Las algaradas desde las filas euroescépticas encendieron el debate, y en un momento hasta el propio Juncker interpeló de manera directa a los eurodiputados de las filas de UKIP. «Es la última vez que aplauden ustedes aquí, y estoy realmente sorprendido de que esteis aquí. Estais peleando por salir, ¿qué hacéis aquí?», dijo el presidente de la Comisión en uno de los momentos más tensos que se recuerdan en los debates europeos.

Le Pen calificó por su parte el resultado del referéndum británico como el acto «más importante desde la caída del Muro de Berlín» y un «grito de libertad del pueblo a su país». «Es una bofetada a un sistema europeo cada vez más instalado en el miedo, el chantaje y las mentiras», añadió.

Las intervenciones más esperadas también vinieron por parte de los eurodiputados escoceses, que emitieron una señal de auxilio a la Unión Europeo y de Irlanda del Norte.

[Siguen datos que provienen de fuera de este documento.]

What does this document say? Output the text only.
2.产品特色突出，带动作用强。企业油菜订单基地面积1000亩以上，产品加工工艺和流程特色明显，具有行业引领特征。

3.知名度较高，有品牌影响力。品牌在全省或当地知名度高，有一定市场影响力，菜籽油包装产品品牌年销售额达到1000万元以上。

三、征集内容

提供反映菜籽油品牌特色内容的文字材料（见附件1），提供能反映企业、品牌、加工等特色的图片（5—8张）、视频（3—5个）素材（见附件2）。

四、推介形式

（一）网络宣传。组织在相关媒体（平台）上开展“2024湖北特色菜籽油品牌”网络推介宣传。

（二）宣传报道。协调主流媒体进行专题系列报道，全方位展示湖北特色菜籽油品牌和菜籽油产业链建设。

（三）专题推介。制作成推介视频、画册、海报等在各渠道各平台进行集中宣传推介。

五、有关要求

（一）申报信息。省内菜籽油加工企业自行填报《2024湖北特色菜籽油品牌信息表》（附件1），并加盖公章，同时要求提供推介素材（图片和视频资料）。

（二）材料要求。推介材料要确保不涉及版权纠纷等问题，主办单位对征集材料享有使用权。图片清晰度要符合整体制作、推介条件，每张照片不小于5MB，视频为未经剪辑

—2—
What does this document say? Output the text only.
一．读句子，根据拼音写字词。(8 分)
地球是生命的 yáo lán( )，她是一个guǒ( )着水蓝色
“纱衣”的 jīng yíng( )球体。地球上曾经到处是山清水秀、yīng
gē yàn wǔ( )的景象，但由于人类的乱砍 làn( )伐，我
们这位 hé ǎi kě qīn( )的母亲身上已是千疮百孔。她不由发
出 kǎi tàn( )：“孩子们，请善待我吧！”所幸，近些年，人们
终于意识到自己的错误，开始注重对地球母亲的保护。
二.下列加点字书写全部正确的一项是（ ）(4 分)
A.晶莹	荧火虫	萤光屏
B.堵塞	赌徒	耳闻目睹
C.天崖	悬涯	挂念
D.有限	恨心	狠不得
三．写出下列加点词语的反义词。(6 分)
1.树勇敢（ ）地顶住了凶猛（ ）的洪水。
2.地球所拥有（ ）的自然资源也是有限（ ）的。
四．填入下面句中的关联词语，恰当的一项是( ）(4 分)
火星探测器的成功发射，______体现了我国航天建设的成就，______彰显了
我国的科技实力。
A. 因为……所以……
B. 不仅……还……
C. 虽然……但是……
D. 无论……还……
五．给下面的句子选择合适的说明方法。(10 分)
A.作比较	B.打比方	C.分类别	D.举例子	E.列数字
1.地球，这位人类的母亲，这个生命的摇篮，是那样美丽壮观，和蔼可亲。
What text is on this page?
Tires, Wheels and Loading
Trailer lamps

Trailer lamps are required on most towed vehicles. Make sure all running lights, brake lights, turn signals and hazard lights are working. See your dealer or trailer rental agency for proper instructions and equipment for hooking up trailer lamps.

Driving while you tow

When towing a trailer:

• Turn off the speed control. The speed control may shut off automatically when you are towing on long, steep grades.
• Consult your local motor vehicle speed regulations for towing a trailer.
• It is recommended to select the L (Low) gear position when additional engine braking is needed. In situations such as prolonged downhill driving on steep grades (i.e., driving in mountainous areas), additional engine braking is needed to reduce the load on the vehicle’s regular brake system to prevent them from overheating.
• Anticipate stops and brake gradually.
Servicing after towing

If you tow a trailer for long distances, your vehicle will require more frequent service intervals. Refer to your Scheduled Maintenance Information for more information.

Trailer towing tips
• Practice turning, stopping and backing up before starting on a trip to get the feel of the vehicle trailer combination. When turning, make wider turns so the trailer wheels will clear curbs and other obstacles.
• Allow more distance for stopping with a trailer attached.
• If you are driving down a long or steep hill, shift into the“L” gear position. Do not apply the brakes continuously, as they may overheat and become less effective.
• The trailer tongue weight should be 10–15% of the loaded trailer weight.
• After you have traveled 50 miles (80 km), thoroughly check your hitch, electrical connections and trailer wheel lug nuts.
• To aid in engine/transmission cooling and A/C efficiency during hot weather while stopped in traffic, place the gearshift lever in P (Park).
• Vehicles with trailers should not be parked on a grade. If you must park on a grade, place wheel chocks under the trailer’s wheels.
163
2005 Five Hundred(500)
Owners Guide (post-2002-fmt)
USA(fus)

Martina Anderson, del Sin Feinn, pidió no construir una «frontera más».

Esta sesión extraordinaria sirvió, aparte de para calibrar el ánimo de las principales fuerzas políticas de la Eurocámara, para aprobar una moción en la que se pide a Cameron que active el artículo 50 de salida «lo antes posible» y que deje de jugar al gato y al ratón como modo de incrementar la incertidumbre. En el texto pactado el día anterior, los cuatro principales partidos urgían a una notificación «inmediata», pero ha habido una cierta rebaja del tono acorde también con el paso impuesto por las capitales europeas, capitaneada por Alemania. Bruselas ha comenzado a mostrarse algo más comprensiva ante la gravísima crisis que se vive en el país, aunque Juncker volvió a repetir la frase que se ha convertido en consigna en Bruselas en los dos últimos días: «Sin notificación no habrá negociación».